Lee Young Seok, Hwang Sun Goo, Kim Jin Ki, Park Tae Hwan, Kim Young Rae, Myeong Ho Sung, Kwon Kang, Jang Cheol Seong, Noh Yun Hee, Kim Sung Young
Department of Biochemistry, School of Medicine, Konkuk University, Seoul, Republic of Korea.
Plant Genomics Laboratory, Department of Applied Plant Science, Kangwon National University, Chuncheon, Republic of Korea.
Cancer Genomics Proteomics. 2015 May-Jun;12(3):153-66.
BACKGROUND/AIM: Despite great effort to elucidate the process of acquired gefitinib resistance (AGR) in order to develop successful chemotherapy, the precise mechanisms and genetic factors of such resistance have yet to be elucidated.

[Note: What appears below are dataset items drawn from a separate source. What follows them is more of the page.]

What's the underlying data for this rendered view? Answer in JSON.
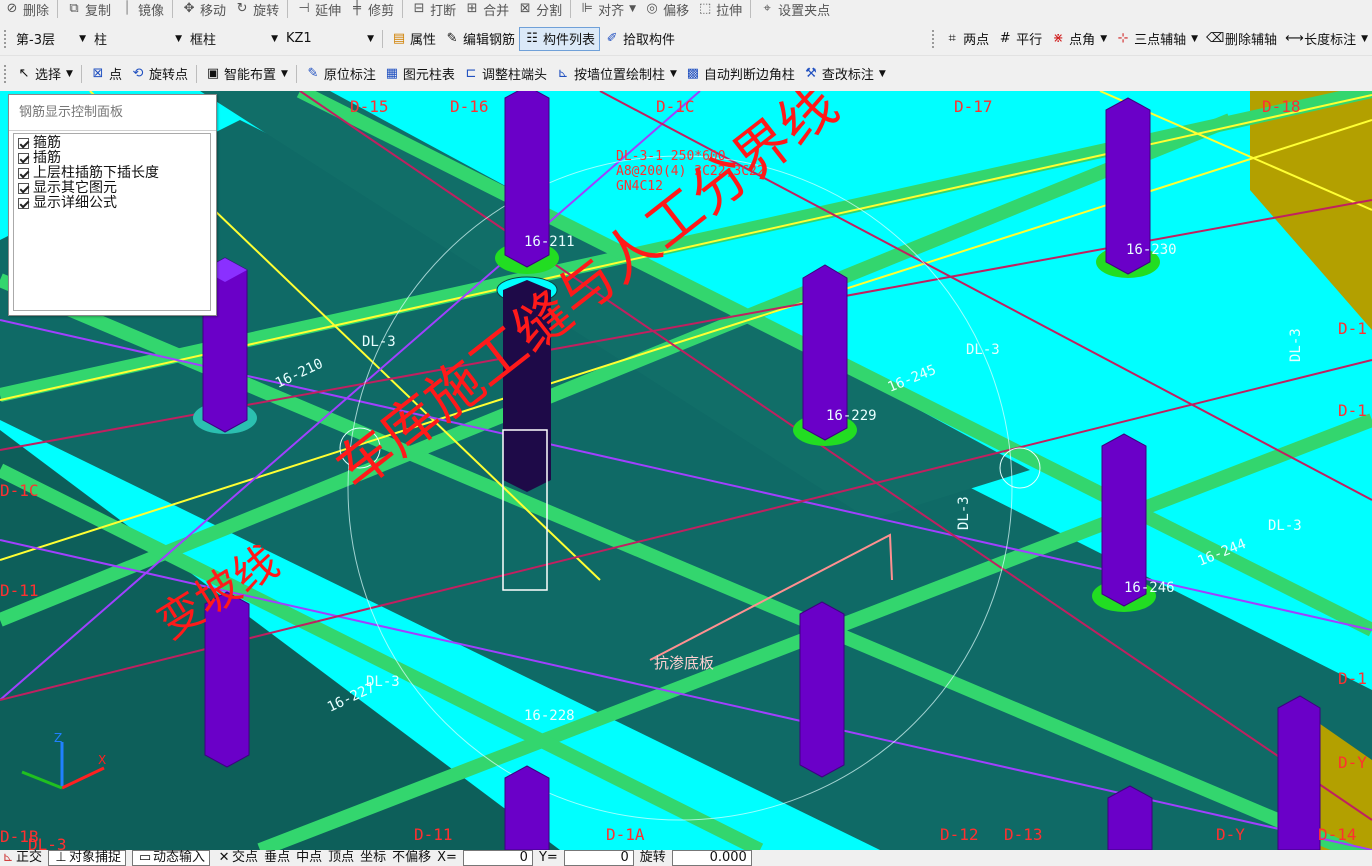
{
  "toolbar_top": {
    "items": [
      "删除",
      "复制",
      "镜像",
      "移动",
      "旋转",
      "延伸",
      "修剪",
      "打断",
      "合并",
      "分割",
      "对齐",
      "偏移",
      "拉伸",
      "设置夹点"
    ]
  },
  "toolbar_main": {
    "floor": "第-3层",
    "category": "柱",
    "subtype": "框柱",
    "element": "KZ1",
    "props": "属性",
    "edit_rebar": "编辑钢筋",
    "component_list": "构件列表",
    "pick_component": "拾取构件",
    "two_point": "两点",
    "parallel": "平行",
    "point_angle": "点角",
    "three_point_axis": "三点辅轴",
    "delete_axis": "删除辅轴",
    "length_label": "长度标注"
  },
  "toolbar_draw": {
    "select": "选择",
    "point": "点",
    "rotate_point": "旋转点",
    "smart_layout": "智能布置",
    "in_situ_label": "原位标注",
    "element_column_table": "图元柱表",
    "adjust_column_end": "调整柱端头",
    "draw_by_wall": "按墙位置绘制柱",
    "auto_corner_column": "自动判断边角柱",
    "check_label": "查改标注"
  },
  "rebar_panel": {
    "title": "钢筋显示控制面板",
    "options": [
      {
        "label": "箍筋",
        "checked": true
      },
      {
        "label": "插筋",
        "checked": true
      },
      {
        "label": "上层柱插筋下插长度",
        "checked": true
      },
      {
        "label": "显示其它图元",
        "checked": true
      },
      {
        "label": "显示详细公式",
        "checked": true
      }
    ]
  },
  "canvas": {
    "axis_labels": [
      "D-15",
      "D-16",
      "D-1C",
      "D-17",
      "D-18",
      "D-1C",
      "D-11",
      "D-1B",
      "D-11",
      "D-1A",
      "D-12",
      "D-13",
      "D-Y",
      "D-14",
      "D-1",
      "D-1",
      "D-1",
      "D-Y",
      "DL-3"
    ],
    "beam_annotation": [
      "DL-3-1  250*600",
      "A8@200(4) 3C22;3C22",
      "GN4C12"
    ],
    "column_tags": [
      "16-211",
      "16-230",
      "16-210",
      "16-229",
      "16-246",
      "16-228",
      "16-227",
      "16-245",
      "16-244"
    ],
    "beam_tags": [
      "DL-3",
      "DL-3",
      "DL-3",
      "DL-3",
      "DL-3",
      "DL-3"
    ],
    "red_text_main": "车库施工缝与人工分界线",
    "red_text_slope": "变坡线",
    "slab_label": "抗渗底板"
  },
  "status_bar": {
    "items": [
      "正交",
      "对象捕捉",
      "动态输入",
      "交点",
      "垂点",
      "中点",
      "顶点",
      "坐标",
      "不偏移",
      "X=",
      "0",
      "Y=",
      "0",
      "旋转",
      "0.000"
    ]
  },
  "colors": {
    "cyan": "#00ffff",
    "slab_dark": "#0f6a66",
    "beam_green": "#33d66e",
    "column_purple": "#6a00c8",
    "red_text": "#ff1a1a",
    "yellow_line": "#ffff33",
    "olive_wall": "#b3a000"
  }
}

We performed a cross-platform meta-analysis of three publically available microarray datasets related to cancer with AGR. For the top 100 differentially expressed genes (DEGs), we clustered functional modules of hub genes in a gene co-expression network and a protein-protein interaction network. We conducted a weighted correlation network analysis of total DEGs in microarray dataset GSE 34228. The identified DEGs were functionally enriched by Gene Ontology (GO) function and KEGG pathway.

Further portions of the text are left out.